Among the things that's tripping me out the most about being a new father is that a new consciousness is forming next to my wife and myself--at just shy of three months, he's just starting to really see us and respond, but he has yet to learn to love his first song, see his first movie or play, read his first book.
Not that we haven't been reading and singing to him, and, of course, making mix CDs for his crib CD player (yes, he's got one, because I hate the thought of leaving his lullaby playlist to the discretion of the fine folks who make those shaky seats with an "on" switch for "music"). I confess I'd given a thought or two to whether I need to slightly baby-proof my vast iTunes library--maybe de-select songs with gratuitous swearing, shotgun effects, heavy breathing, and/or an overly aggressive sound/tone? But then recently three songs in a row came up on random shuffle that really gave me pause--not for their transgressive content, exactly, but for the fact that none could/should be taken at face value. All have a meta-meaning apart from their surface appeal, and I wonder what it would mean to have a small child's mind absorb them before he learns, well, other important things about life and the world. The songs were:
Randy Newman's "Rednecks." All right, this song liberally uses the "n" word, so on those grounds alone I shouldn't play this song for my son till he's old enough to know you don't say that--not unless you're an acerbic social critic with many layers of bitter irony at work.

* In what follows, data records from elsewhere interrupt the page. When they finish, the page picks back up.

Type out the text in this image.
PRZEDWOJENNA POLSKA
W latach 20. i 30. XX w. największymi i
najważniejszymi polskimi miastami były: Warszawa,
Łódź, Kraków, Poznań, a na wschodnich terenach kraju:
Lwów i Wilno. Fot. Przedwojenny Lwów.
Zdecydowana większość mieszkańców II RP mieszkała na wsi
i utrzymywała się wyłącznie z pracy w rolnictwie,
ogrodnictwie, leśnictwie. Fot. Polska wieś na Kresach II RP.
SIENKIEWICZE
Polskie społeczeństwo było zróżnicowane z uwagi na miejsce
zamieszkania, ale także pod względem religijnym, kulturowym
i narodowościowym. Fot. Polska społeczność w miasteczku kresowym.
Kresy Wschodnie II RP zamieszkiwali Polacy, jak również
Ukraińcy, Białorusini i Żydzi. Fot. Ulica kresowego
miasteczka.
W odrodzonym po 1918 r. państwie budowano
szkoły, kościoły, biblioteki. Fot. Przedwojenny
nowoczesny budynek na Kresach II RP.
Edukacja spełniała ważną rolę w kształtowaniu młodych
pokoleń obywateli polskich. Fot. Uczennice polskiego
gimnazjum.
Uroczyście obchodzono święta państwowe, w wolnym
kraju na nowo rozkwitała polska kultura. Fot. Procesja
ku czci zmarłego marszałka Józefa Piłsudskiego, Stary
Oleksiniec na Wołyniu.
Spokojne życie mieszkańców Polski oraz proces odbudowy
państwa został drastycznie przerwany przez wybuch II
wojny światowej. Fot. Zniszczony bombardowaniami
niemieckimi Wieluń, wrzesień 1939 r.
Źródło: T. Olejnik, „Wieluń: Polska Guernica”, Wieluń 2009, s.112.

"Tomorrow Belongs To Me" from Cabaret. Christ, I love this song, but I know that somehow I "shouldn't." It's not a real Nazi anthem but merely an incredible simulation, and it's as beautiful and seductive as intended; I remember Reza Abdoh employing the song with withering irony in Bogeyman (it was sung by a chorus of naked men, many of them pierced and shaved, if I recall correctly). In short, though there's nothing overtly objectionable about it, I would be a little queasy hearing my son sing it around the house.
"Lake of Fire" by the Meat Puppets. Another head-scratcher. It's a funny and chilling parody of backwoods fire-and-brimstone, but the details are a little too grisly to be laughed at too easily (that girl with the rabies is a particularly fine and disturbing touch). But not least because it's light years away from my own personal theology, I would hesitate to have a child learn anything about hell this way, even if the Pups are winking through the sulfur.
(I can't find a decent YouTube of my fellow Arizonans doing the song, so I've posted the most famous version below)
Now what do I do about "Welcome to the Terrordome"?